The collaboration between CYEC and Penn State University began when Dr. Janelle Larson, Associate Professor of Agricultural Economics and Division Head of Engineering, Business, and Computing at Penn State Berks, was contacted by a former classmate, Paul Maina, seeking the University’s expertise to help address a variety issues with the innovative school he established for former street-dwelling children. Larson and others from Penn State Berks, as well as Penn State University, made several trips to Kenya to assist the CYEC beginning in 2009.
Then in May 2011, Penn State Berks students and their professor, Dr. Sadan Kulturel-Konak, traveled to Kenya to visit the CYEC. Their mission was to teach the youth at the center a skill that would help to sustain them in the future.

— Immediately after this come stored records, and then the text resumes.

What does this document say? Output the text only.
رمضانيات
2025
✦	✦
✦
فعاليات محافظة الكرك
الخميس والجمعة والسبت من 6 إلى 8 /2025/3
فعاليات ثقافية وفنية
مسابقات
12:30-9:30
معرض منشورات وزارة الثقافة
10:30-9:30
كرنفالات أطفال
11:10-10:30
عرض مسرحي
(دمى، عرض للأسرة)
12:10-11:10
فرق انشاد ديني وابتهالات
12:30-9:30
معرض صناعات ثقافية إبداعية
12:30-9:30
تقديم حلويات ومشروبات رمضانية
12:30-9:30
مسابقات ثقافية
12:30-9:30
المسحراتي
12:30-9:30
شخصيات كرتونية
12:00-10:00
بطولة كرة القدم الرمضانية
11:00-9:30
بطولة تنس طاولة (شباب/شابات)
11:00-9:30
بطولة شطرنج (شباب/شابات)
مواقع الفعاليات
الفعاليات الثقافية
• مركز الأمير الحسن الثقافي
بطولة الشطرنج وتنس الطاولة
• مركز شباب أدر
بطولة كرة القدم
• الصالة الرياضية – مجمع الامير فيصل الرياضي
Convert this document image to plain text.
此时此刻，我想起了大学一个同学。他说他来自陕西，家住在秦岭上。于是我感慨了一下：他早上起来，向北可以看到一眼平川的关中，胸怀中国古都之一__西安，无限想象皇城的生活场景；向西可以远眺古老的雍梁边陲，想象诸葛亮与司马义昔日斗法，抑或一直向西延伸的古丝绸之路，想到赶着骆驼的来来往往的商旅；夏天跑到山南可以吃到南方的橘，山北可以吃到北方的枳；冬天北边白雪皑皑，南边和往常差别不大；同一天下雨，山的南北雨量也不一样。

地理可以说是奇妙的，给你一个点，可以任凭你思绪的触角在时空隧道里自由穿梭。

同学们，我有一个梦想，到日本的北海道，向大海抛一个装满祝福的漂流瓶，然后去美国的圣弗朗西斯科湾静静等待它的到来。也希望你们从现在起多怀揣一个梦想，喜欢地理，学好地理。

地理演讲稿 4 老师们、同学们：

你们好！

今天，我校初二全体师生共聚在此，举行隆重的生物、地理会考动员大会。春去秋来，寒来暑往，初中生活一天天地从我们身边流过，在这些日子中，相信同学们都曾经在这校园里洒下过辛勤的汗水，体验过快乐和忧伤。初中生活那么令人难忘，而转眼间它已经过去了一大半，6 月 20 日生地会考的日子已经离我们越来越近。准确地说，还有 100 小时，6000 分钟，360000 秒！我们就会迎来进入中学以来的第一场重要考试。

Electronic waste is a major problem worldwide, including in Kenya where the Dandora Dumpsite in the Nairobi area is home to twenty-five tons of old computers, cell phones, and televisions. The Berks team decided to take this surplus waste and use it as a resource. Their goal was to teach the youth at the CYEC to make electronic jewelry from the precious metals, computer components, wires, and plastics contained in the electronic waste and later sell the jewelry, using the profit for future educational advancements.
The EBC Research Interest Group features Penn State Berks faculty and visiting experts who conduct research on a wide variety of topics. Topics are of broad and general interest and are accessible to the non-expert.